Historic house in South Carolina, United States

Springfield Plantation House is the oldest wood-frame house in Fort Mill, South Carolina and was the site of one of the last meetings of the Confederate cabinet. It was listed on the National Register of Historic Places in 1985.

==History==
The house was originally constructed between 1790 and 1806 by John Springs III and his wife first occupied the house. At one time, the plantation was 3200 acre. In the 1850s, the house was extensively remodeled by Andrew Baxter Springs and his architect, Jacob Graves of Columbia. In 1946, Elliot White Springs put on an addition toward the rear, and modernized the house with electricity, plumbing and central heat.

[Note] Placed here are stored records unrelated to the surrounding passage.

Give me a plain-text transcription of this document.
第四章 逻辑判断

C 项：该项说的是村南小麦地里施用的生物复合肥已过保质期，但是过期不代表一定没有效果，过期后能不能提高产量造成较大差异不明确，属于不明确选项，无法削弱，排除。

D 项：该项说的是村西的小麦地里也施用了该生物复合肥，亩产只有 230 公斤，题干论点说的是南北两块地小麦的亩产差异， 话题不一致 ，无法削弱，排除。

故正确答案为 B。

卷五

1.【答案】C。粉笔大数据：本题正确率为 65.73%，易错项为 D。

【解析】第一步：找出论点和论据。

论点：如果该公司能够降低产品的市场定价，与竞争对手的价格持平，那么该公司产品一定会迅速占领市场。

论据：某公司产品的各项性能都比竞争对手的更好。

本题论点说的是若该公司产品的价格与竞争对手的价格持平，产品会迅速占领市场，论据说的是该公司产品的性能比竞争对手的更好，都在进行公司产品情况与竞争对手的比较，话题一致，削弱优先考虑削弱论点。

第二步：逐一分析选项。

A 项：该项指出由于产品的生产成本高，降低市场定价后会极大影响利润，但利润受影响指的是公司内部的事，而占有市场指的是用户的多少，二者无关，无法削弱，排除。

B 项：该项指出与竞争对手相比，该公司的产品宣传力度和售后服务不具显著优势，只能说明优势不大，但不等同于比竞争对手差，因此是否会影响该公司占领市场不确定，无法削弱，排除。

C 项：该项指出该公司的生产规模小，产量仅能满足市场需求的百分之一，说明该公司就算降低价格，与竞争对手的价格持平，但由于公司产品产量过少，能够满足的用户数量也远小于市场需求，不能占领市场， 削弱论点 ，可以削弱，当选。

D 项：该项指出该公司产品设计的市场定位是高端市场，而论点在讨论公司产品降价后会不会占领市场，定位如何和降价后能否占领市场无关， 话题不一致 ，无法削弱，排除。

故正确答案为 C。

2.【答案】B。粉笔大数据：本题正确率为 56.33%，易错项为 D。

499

The house and plantation was the site of one of the last meetings of the Confederate cabinet. President Jefferson Davis and several of his cabinet officers spent the night of April 26, 1865 at the plantation. The next day, they held a meeting to plan their further retreat. The owner of the plantation, Andrew Baxter Springs, recommended that they travel separately to avoid capture.

==Architecture==
The house is a two-story, white weatherboard house with a gable roof and pedimented gable ends. There are two one-story wings on either side with gable roofs. There is a one-story porch with hipped roof supported by eight Ionic columns. There are five windows across the second story and four windows and a double entrance door across the first story. Each wing has two windows on the front side of the house. The main block as brick corbeled chimneys on both ends. There is a two-story addition toward the rear. The house has a composition roof.